The results in Table 5 show that in the absence of free fatty acids (FFA=0.00 mM) the caspase level is the same in each of the four treatment groups. The presence of free fatty acids on the other hand (FFA=0.35 mM) leads to an increase in caspase activity in all four groups. However, the caspase activity in the FGF21 group is significantly smaller than in the control group (p=0.002, corresponding to a two asterisks significance level (**, Student's t-test), and also as compared to the GLP-1 group (p=0.049, corresponding to a one asterisk significance level (*, Student's t-test)).

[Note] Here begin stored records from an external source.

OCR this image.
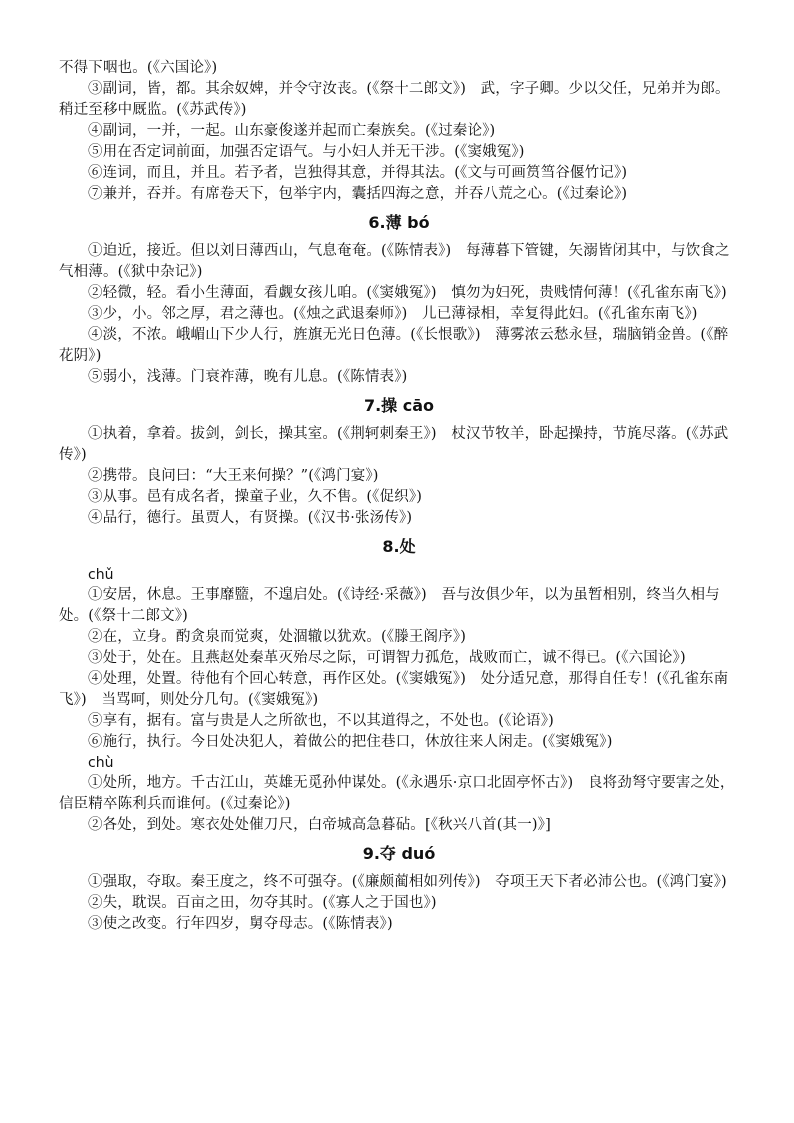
不得下咽也。(《六国论》)
③副词，皆，都。其余奴婢，并令守汝丧。(《祭十二郎文》)　武，字子卿。少以父任，兄弟并为郎。稍迁至移中厩监。(《苏武传》)
④副词，一并，一起。山东豪俊遂并起而亡秦族矣。(《过秦论》)
⑤用在否定词前面，加强否定语气。与小妇人并无干涉。(《窦娥冤》)
⑥连词，而且，并且。若予者，岂独得其意，并得其法。(《文与可画筼筜谷偃竹记》)
⑦兼并，吞并。有席卷天下，包举宇内，囊括四海之意，并吞八荒之心。(《过秦论》)
6.薄 bó
①迫近，接近。但以刘日薄西山，气息奄奄。(《陈情表》)　每薄暮下管键，矢溺皆闭其中，与饮食之气相薄。(《狱中杂记》)
②轻微，轻。看小生薄面，看觑女孩儿咱。(《窦娥冤》)　慎勿为妇死，贵贱情何薄！(《孔雀东南飞》)
③少，小。邻之厚，君之薄也。(《烛之武退秦师》)　儿已薄禄相，幸复得此妇。(《孔雀东南飞》)
④淡，不浓。峨嵋山下少人行，旌旗无光日色薄。(《长恨歌》)　薄雾浓云愁永昼，瑞脑销金兽。(《醉花阴》)
⑤弱小，浅薄。门衰祚薄，晚有儿息。(《陈情表》)
7.操 cāo
①执着，拿着。拔剑，剑长，操其室。(《荆轲刺秦王》)　杖汉节牧羊，卧起操持，节旄尽落。(《苏武传》)
②携带。良问曰：“大王来何操？”(《鸿门宴》)
③从事。邑有成名者，操童子业，久不售。(《促织》)
④品行，德行。虽贾人，有贤操。(《汉书·张汤传》)
8.处
chǔ
①安居，休息。王事靡盬，不遑启处。(《诗经·采薇》)　吾与汝俱少年，以为虽暂相别，终当久相与处。(《祭十二郎文》)
②在，立身。酌贪泉而觉爽，处涸辙以犹欢。(《滕王阁序》)
③处于，处在。且燕赵处秦革灭殆尽之际，可谓智力孤危，战败而亡，诚不得已。(《六国论》)
④处理，处置。待他有个回心转意，再作区处。(《窦娥冤》)　处分适兄意，那得自任专！(《孔雀东南飞》)　当骂呵，则处分几句。(《窦娥冤》)
⑤享有，据有。富与贵是人之所欲也，不以其道得之，不处也。(《论语》)
⑥施行，执行。今日处决犯人，着做公的把住巷口，休放往来人闲走。(《窦娥冤》)
chù
①处所，地方。千古江山，英雄无觅孙仲谋处。(《永遇乐·京口北固亭怀古》)　良将劲弩守要害之处，信臣精卒陈利兵而谁何。(《过秦论》)
②各处，到处。寒衣处处催刀尺，白帝城高急暮砧。[《秋兴八首(其一)》]
9.夺 duó
①强取，夺取。秦王度之，终不可强夺。(《廉颇蔺相如列传》)　夺项王天下者必沛公也。(《鸿门宴》)
②失，耽误。百亩之田，勿夺其时。(《寡人之于国也》)
③使之改变。行年四岁，舅夺母志。(《陈情表》)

Furthermore, the caspase activity in the group receiving the combination treatment is significantly lower as compared to the GLP-1 group (p=0.0059, corresponding to a two asterisks significance level (**, Student's t-test)). Also as compared to the control, the combination differs significantly (two asterisks, **, p=0.002, Student's t-test). Finally, while these results do not allow a significant conclusion as regards the combination treatment versus FGF21 alone (p=0.09, Student's t-test), there may be a tendency of a lowering also here.

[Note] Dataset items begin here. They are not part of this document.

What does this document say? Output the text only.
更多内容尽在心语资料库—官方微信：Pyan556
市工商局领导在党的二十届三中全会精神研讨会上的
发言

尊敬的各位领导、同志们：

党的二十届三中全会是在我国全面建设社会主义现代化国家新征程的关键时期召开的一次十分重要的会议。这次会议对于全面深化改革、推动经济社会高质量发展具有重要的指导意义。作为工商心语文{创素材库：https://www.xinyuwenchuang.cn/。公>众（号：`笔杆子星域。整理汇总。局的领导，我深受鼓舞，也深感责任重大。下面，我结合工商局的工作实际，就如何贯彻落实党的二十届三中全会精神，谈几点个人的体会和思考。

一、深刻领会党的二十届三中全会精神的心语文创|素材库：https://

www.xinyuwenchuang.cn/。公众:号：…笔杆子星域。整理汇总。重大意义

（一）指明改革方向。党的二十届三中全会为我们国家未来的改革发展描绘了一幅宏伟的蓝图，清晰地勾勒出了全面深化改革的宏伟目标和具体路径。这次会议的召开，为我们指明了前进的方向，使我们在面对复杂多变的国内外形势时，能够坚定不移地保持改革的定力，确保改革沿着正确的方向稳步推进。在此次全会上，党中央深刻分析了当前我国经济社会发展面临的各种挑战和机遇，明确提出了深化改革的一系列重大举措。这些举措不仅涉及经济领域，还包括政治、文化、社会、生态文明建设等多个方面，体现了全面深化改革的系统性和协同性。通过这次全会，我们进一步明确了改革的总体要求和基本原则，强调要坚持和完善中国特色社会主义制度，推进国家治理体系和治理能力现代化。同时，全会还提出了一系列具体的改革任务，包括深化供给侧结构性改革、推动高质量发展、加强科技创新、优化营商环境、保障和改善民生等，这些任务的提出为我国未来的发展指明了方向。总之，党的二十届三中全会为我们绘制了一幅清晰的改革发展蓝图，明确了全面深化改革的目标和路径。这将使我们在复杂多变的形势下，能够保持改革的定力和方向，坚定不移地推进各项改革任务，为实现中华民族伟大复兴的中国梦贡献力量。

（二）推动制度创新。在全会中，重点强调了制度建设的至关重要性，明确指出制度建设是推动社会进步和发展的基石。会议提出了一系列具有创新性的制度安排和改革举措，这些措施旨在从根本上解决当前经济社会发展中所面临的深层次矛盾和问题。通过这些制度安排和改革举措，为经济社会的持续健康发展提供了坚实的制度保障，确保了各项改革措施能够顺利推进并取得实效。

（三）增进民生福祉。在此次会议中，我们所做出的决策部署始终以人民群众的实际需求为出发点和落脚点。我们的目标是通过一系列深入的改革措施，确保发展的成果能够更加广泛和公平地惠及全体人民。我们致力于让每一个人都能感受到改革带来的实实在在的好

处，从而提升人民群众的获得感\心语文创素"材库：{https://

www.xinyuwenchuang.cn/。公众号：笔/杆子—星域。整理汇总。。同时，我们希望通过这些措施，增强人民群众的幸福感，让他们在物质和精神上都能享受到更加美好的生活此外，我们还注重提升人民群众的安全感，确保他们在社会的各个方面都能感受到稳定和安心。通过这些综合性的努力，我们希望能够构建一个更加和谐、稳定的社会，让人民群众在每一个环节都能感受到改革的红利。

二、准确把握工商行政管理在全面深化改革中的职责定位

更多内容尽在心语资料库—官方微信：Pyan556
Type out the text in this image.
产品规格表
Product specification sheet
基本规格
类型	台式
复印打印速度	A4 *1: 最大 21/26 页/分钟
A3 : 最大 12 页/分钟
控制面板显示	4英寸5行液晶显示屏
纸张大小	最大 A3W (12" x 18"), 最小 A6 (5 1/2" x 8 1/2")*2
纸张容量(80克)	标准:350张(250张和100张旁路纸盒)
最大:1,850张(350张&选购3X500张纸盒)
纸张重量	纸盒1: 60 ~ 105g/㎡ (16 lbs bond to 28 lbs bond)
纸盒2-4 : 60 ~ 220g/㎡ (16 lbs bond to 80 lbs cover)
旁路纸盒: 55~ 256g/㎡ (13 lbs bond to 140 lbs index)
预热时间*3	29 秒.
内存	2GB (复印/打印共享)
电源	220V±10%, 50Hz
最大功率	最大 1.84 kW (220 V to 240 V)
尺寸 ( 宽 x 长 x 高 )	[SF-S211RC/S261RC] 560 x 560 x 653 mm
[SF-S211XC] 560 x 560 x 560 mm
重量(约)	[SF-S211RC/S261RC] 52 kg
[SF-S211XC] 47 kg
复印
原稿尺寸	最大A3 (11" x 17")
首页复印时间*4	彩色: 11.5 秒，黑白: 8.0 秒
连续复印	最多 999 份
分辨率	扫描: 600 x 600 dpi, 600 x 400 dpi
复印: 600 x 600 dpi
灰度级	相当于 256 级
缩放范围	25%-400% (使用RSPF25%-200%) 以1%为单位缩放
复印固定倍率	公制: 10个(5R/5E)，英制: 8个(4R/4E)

Accordingly, the combination of the GLP-1 and FGF21 compounds is better than the GLP-1 compound alone and the control reduces the caspase 3/7 activity and thereby apoptosis.

TABLE 6
Insulin (ng/ml)
				FGF21 and GLP-1
		GLP-1	FGF21	compounds in
FFA (mM)	Control	compound	compound	combination
0.00	689 +/− 79	1463 +/− 147	1011 +/− 112	1888 +/− 132
0.35	385 +/− 33	1045 +/− 55	569 +/− 14	1207 +/− 110

Table 6 shows that, in the absence of free fatty acids (FFA=0.00 mM) the GLP-1 compound alone, and the combination lead to a significantly increased insulin secretion as compared to the control (p=0.009 corresponding to two asterisks (**), and p=0.0009 corresponding to three asterisks (***), respectively). The numerical increase observed for FGF21 alone is not significant (p=0.08, not significant (ns)).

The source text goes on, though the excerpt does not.